The typing stops and Dr Cameron’s stare pierces me through his silver square glasses. Damn, he can smell my bullshit.
“Could you show me your hands?”
“Why?” Caught off guard, I curl my fingers in the thick creases of my jeans, as if that could prevent anything.
“Please, indulge me.” He extends his palm over the desk, urging me to do the same.
I slowly lay both arms on the glass surface, and he examines my hands one by one.
The skin is dry.
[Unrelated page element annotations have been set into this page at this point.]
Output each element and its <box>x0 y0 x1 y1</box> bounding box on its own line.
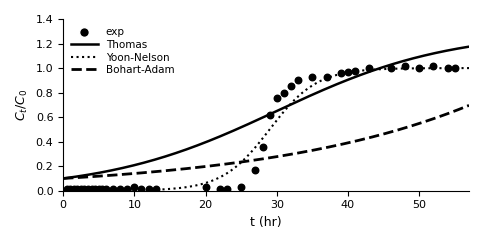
Point <box>344 70 352 74</box>
Point <box>415 66 423 70</box>
Point <box>280 91 287 94</box>
Point <box>74 188 81 192</box>
Legend: exp, Thomas, Yoon-Nelson, Bohart-Adam: exp, Thomas, Yoon-Nelson, Bohart-Adam <box>68 24 178 78</box>
Point <box>95 188 103 192</box>
Point <box>294 78 302 82</box>
Point <box>252 168 259 172</box>
Point <box>116 188 124 192</box>
Point <box>123 188 131 192</box>
Point <box>84 188 92 192</box>
Point <box>401 64 409 68</box>
Point <box>323 75 331 79</box>
Point <box>145 188 152 192</box>
Point <box>91 188 99 192</box>
Point <box>351 69 359 72</box>
X-axis label: t (hr): t (hr) <box>250 216 282 229</box>
Point <box>152 188 160 192</box>
Point <box>237 185 245 189</box>
Point <box>109 188 117 192</box>
Point <box>77 188 85 192</box>
Point <box>223 188 231 192</box>
Point <box>444 66 452 70</box>
Point <box>70 188 77 192</box>
Point <box>63 188 71 192</box>
Point <box>273 96 281 100</box>
Point <box>102 188 110 192</box>
Point <box>365 66 373 70</box>
Point <box>266 113 273 117</box>
Point <box>66 188 74 192</box>
Point <box>337 71 345 75</box>
Point <box>98 188 106 192</box>
Point <box>287 84 295 88</box>
Point <box>202 185 210 189</box>
Y-axis label: $C_t$/$C_0$: $C_t$/$C_0$ <box>15 89 30 121</box>
Point <box>81 188 89 192</box>
Point <box>137 188 145 192</box>
Point <box>216 188 224 192</box>
Point <box>429 64 437 68</box>
Point <box>308 75 316 79</box>
Point <box>131 185 138 189</box>
Point <box>258 145 266 149</box>
Point <box>387 66 394 70</box>
Point <box>451 66 459 70</box>
Point <box>88 188 95 192</box>
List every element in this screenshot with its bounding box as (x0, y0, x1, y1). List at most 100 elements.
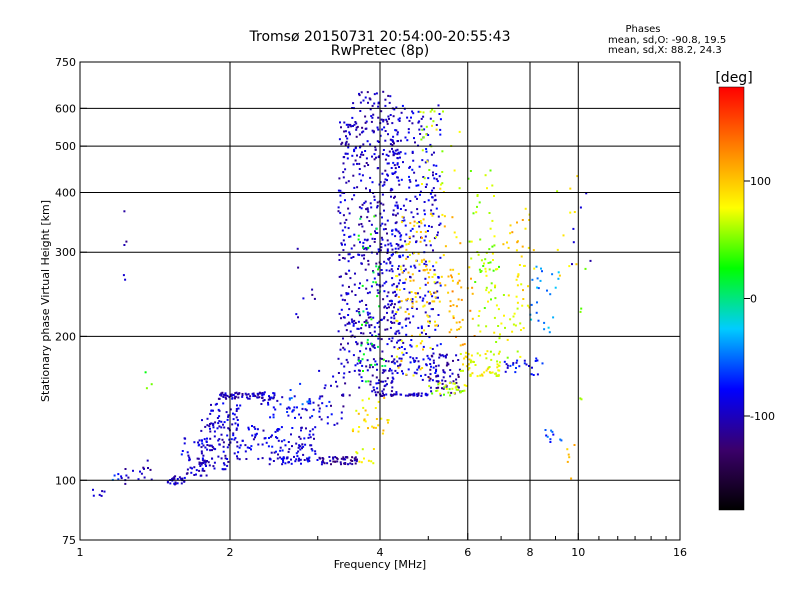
data-point (543, 321, 546, 324)
data-point (229, 408, 232, 411)
data-point (216, 417, 219, 419)
data-point (498, 265, 500, 268)
data-point (433, 177, 436, 180)
data-point (439, 284, 442, 287)
data-point (361, 131, 363, 134)
data-point (355, 460, 358, 463)
data-point (492, 259, 494, 261)
data-point (367, 164, 370, 166)
data-point (345, 456, 347, 459)
data-point (198, 439, 201, 442)
data-point (372, 462, 375, 465)
data-point (198, 463, 201, 465)
data-point (431, 124, 433, 127)
data-point (351, 116, 354, 119)
data-point (279, 446, 282, 449)
data-point (435, 236, 437, 239)
data-point (537, 319, 540, 322)
data-point (352, 428, 355, 431)
data-point (397, 366, 400, 369)
data-point (237, 423, 239, 426)
x-tick-label: 6 (464, 546, 471, 559)
data-point (383, 181, 386, 184)
data-point (506, 364, 509, 367)
data-point (360, 376, 363, 379)
data-point (400, 268, 403, 271)
data-point (458, 187, 461, 190)
data-point (304, 443, 307, 446)
data-point (392, 209, 395, 212)
data-point (446, 363, 449, 366)
data-point (407, 131, 410, 134)
data-point (557, 271, 560, 274)
data-point (405, 248, 408, 251)
data-point (124, 468, 127, 470)
data-point (220, 426, 223, 429)
grid-lines (80, 62, 680, 540)
data-point (351, 460, 354, 462)
data-point (326, 462, 329, 465)
data-point (356, 154, 358, 157)
data-point (236, 455, 238, 458)
data-point (321, 402, 324, 405)
data-point (437, 380, 440, 383)
data-point (343, 121, 346, 124)
data-point (459, 369, 462, 372)
data-point (343, 462, 346, 465)
data-point (393, 172, 396, 175)
data-point (509, 364, 512, 367)
data-point (383, 282, 386, 285)
data-point (336, 458, 339, 460)
data-point (366, 311, 369, 314)
data-point (330, 413, 333, 416)
data-point (318, 456, 321, 459)
data-point (419, 240, 422, 243)
data-point (422, 297, 425, 300)
data-point (422, 269, 425, 272)
data-point (247, 426, 250, 429)
data-point (227, 443, 230, 446)
data-point (344, 130, 347, 133)
data-point (238, 446, 241, 449)
data-point (252, 438, 255, 441)
data-point (406, 255, 409, 258)
data-point (444, 380, 447, 383)
data-point (369, 349, 372, 352)
data-point (360, 223, 363, 225)
data-point (369, 383, 372, 386)
data-point (506, 338, 509, 341)
data-point (487, 291, 490, 294)
data-point (417, 184, 420, 187)
data-point (120, 475, 123, 478)
data-point (236, 404, 238, 407)
data-point (412, 392, 415, 395)
data-point (317, 404, 320, 407)
data-point (306, 400, 309, 403)
data-point (356, 162, 358, 165)
data-point (439, 128, 442, 131)
data-point (208, 425, 211, 428)
data-point (122, 274, 125, 277)
data-point (431, 189, 434, 192)
data-point (437, 104, 440, 107)
data-point (190, 471, 193, 474)
data-point (428, 225, 430, 228)
data-point (205, 474, 208, 477)
data-point (424, 230, 427, 233)
data-point (393, 321, 396, 324)
data-point (455, 388, 458, 391)
data-point (352, 322, 355, 325)
data-point (284, 444, 287, 447)
data-point (343, 372, 346, 375)
data-point (360, 327, 363, 330)
data-point (507, 246, 510, 249)
data-point (371, 343, 373, 346)
data-point (343, 233, 346, 236)
data-point (374, 214, 377, 217)
data-point (117, 478, 120, 481)
data-point (387, 94, 390, 97)
data-point (389, 138, 392, 141)
data-point (354, 456, 357, 459)
data-point (384, 228, 387, 230)
data-point (173, 482, 176, 485)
It’s peeling in tiny bits on one palm from the excessive contact with soap and hand sanitiser.
His gaze lingers on my left thumb, the nail corner bruised where I usually scratch when I get too anxious.
He takes off his glasses and presses the corners of his eyes. “You’ve been coming here for years, Eric. This would work much better if you’d commit.”
“I’m committed,” I rebuke, pulling back my incriminating hands.
“I’ve been committed to this treatment since I was thirteen.
There’s nothing I’d like better than to get rid of this, but since the beginning, every doctor has told me there’s no such thing as a cure.
” I exhale, long and loud. “I’m doing my best, okay?
I live with these fucking thoughts twenty-four-seven and somehow manage to keep a healthy, functional life.
One I’m thriving at, thank you very much.
You can ask my tutors. I don’t know what else you want from me. ”
Dr Cameron leans back in his chair and peers at me for a long moment.
“Giving in to your compulsions is not the answer. You know this, Eric. It’s nothing but a temporary fix that worsens the obsession cycles and your quality of life.
It may seem like you’re thriving, but at what cost?
” He intertwines his fingers on his lap.
“Fine. I get it. Can I get my bloody prescription now?”
He sighs and scribbles on the small white pad.
“Judging by the state of your hands and your increased irritability, I’d say your OCD is worse.
It means our current dosage is not working as it should.
” The sheet of paper detaches from the block with a ripping sound, and he hands it over to me. “Can we try this new dosage?”
“Does it look like I have a choice?” The wanker increased my meds. My first instinct is to crumple the paper and throw it at his face, but I’m too tired to argue. It’s either this or not taking them at all, which is not an option given my state.
Dr Cameron gets up and opens the door for me. “Same time next month?”
“Sure, why not?” I mutter.
When I return to the waiting room, you’re still in the same position, staring at nothing as if detached from your body.
The creaking door calls your attention and your mouth opens.
At the sight of my sullen face, however, you settle for a sympathetic smile.
The same recognition I gave Ms Hendriks. I didn’t expect to get it from you.
“Good luck there, Westcott.” I grin, returning the courtesy.
“Thanks. See you at school.”
“See ya.” I wave a hand and leave.
Until next month, I suppose. It’s always the same.